The Czech government has imposed an immediate ban on all exports of hard liquor following the deaths of 23 people from methyl alcohol poisoning.
The Czech Republic banned all hard liquor sales in shops and pubs last Friday after the poisonings, believed to be caused by bootleg alcohol.
It plans to gradually reopen the domestic market from the middle of next week, using new tax stamps and certifications of origin of drinks.
The new export ban, covering all alcohol with over 20% alcohol content but not the country's trademark beers, followed information that the European Union was preparing to ban exports tomorrow unless the Czech government acted itself.
Slovakia and Poland have already banned imports from the Czech Republic. The two countries take about 50% of Czech liquor exports, worth €60 million last year.
Police have charged 30 people with crimes related to bootleg booze after a series of raids in the past days, but have not yet found the origin of the deadly spirits.
Investigators suspect methanol was mixed into bootleg booze made from industrial alcohol and sold under fake labels such as vodka, rum or fruit distillates.

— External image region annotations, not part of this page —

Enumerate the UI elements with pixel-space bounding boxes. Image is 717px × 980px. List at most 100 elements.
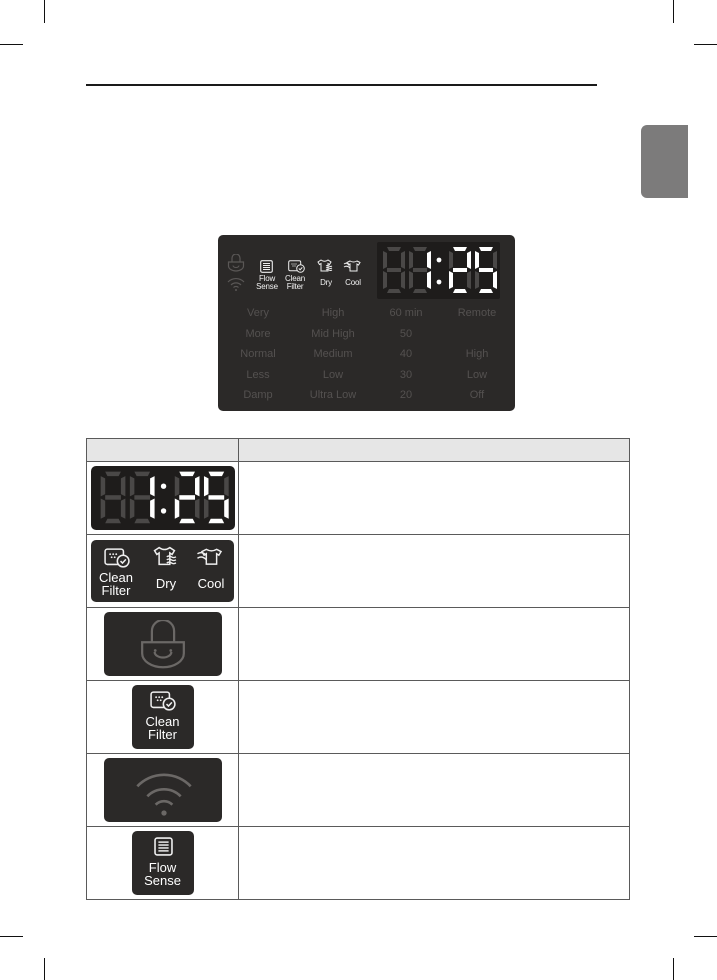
segment-d [479,289,493,293]
segment-b [427,251,431,269]
segment-a [453,247,467,251]
table-cell-description [238,607,630,681]
cool-label: Cool [197,576,225,591]
clean-filter-icon [104,548,130,568]
clean-filter-tile: Clean Filter [131,685,194,749]
table-cell-icon [86,461,239,535]
crop-mark [673,958,674,980]
control-panel: Flow Sense Clean Filter Dry Cool Very Mor… [218,235,515,411]
crop-mark [673,0,674,23]
table-header-description [238,438,630,462]
option-dryness-1: More [245,327,271,340]
clean-filter-label: Clean Filter [97,571,135,597]
table-cell-icon [86,753,239,827]
table-row [86,753,630,827]
segment-b [194,476,199,497]
table-cell-description [238,534,630,608]
segment-d [178,518,195,524]
segment-e [475,271,479,289]
colon-dot [436,279,442,285]
table-cell-description [238,826,630,900]
option-time-0: 60 min [389,307,423,319]
segment-c [493,271,497,289]
table-cell-icon: Flow Sense [86,826,239,900]
segment-c [149,498,155,519]
seven-segment-digits [383,247,497,293]
segment-g [133,495,150,500]
segment-g [104,495,121,500]
table-row: Clean Filter Dry Cool [86,534,630,608]
option-other-3: Low [466,368,488,381]
child-lock-icon [140,620,185,669]
segment-c [427,271,431,289]
segment-a [104,471,121,477]
crop-mark [44,0,45,23]
flow-sense-icon [153,837,173,856]
flow-sense-label-line2: Sense [144,873,181,888]
colon-dot [436,257,442,263]
segment-g [479,268,493,272]
segment-e [174,498,179,519]
segment-b [149,476,155,497]
segment-f [100,476,105,497]
dry-label: Dry [320,278,332,287]
segment-a [387,247,401,251]
segment-d [133,518,150,524]
table-cell-description [238,680,630,754]
segment-e [449,271,453,289]
clean-filter-label-line2: Filter [101,583,131,598]
segment-f [174,476,179,497]
segment-b [467,251,471,269]
clean-filter-label-line2: Filter [286,282,304,291]
segment-b [120,476,125,497]
segment-d [387,289,401,293]
segment-a [133,471,150,477]
indicator-table: Clean Filter Dry Cool Clean Filter Flow … [86,438,630,900]
clean-filter-label-line2: Filter [148,727,177,742]
wifi-tile [103,758,222,822]
option-dryness-2: Normal [240,348,276,360]
option-time-1: 50 [399,327,413,340]
segment-f [409,251,413,269]
dry-icon [317,259,333,272]
table-header-row [86,438,630,462]
seven-segment-digits [100,471,229,524]
segment-c [401,271,405,289]
option-other-4: Off [469,389,485,401]
cool-icon [343,260,361,272]
chapter-tab [641,125,688,198]
table-row [86,461,630,535]
wifi-icon [227,278,245,291]
time-display-tile [90,466,235,530]
option-temp-2: Medium [313,348,353,360]
option-temp-1: Mid High [311,327,355,340]
cool-label: Cool [345,278,361,287]
segment-d [207,518,224,524]
segment-f [449,251,453,269]
flow-sense-tile: Flow Sense [131,831,194,895]
crop-mark [0,44,23,45]
segment-f [129,476,134,497]
segment-a [178,471,195,477]
colon-dot [160,483,166,489]
table-cell-icon: Clean Filter [86,680,239,754]
header-rule [86,84,597,86]
clean-filter-icon [149,691,176,711]
crop-mark [694,936,717,937]
segment-e [203,498,208,519]
segment-b [223,476,229,497]
wifi-icon [135,773,192,816]
segment-b [493,251,497,269]
segment-a [479,247,493,251]
option-temp-4: Ultra Low [309,389,357,401]
table-row: Clean Filter [86,680,630,754]
segment-g [413,268,427,272]
status-icons-tile: Clean Filter Dry Cool [91,540,234,602]
segment-e [129,498,134,519]
flow-sense-icon [260,260,273,273]
option-other-2: High [465,348,489,360]
option-time-2: 40 [399,348,413,360]
flow-sense-label: Flow Sense [252,275,282,291]
child-lock-tile [103,612,222,676]
segment-e [100,498,105,519]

The biggest exporters are the privately-owned Stock Plzen-Bozkov, which makes the bitter Fernet liqueur, and Pernod Ricard's unit Jan Becher-Karlovarska Becherovka, which makes the herb liqueur Becherovka.
The Czech union of spirit makers has estimated that 15-25% of all liquor sold in the country of 10.5 million people is bootleg, often made from industrial alcohol and cleaned up through a simple chemical process.
The illicit alcohol trade is centred in the industrial northeast, near the Polish border.
Industry insiders say the trade has grown since a hike in excise tax on alcohol in 2010, which was an austerity measure in response to the global economic crisis.
The Czechs have the world's highest beer consumption of around 140 litres per capita per year and are among the world's heaviest drinkers in general.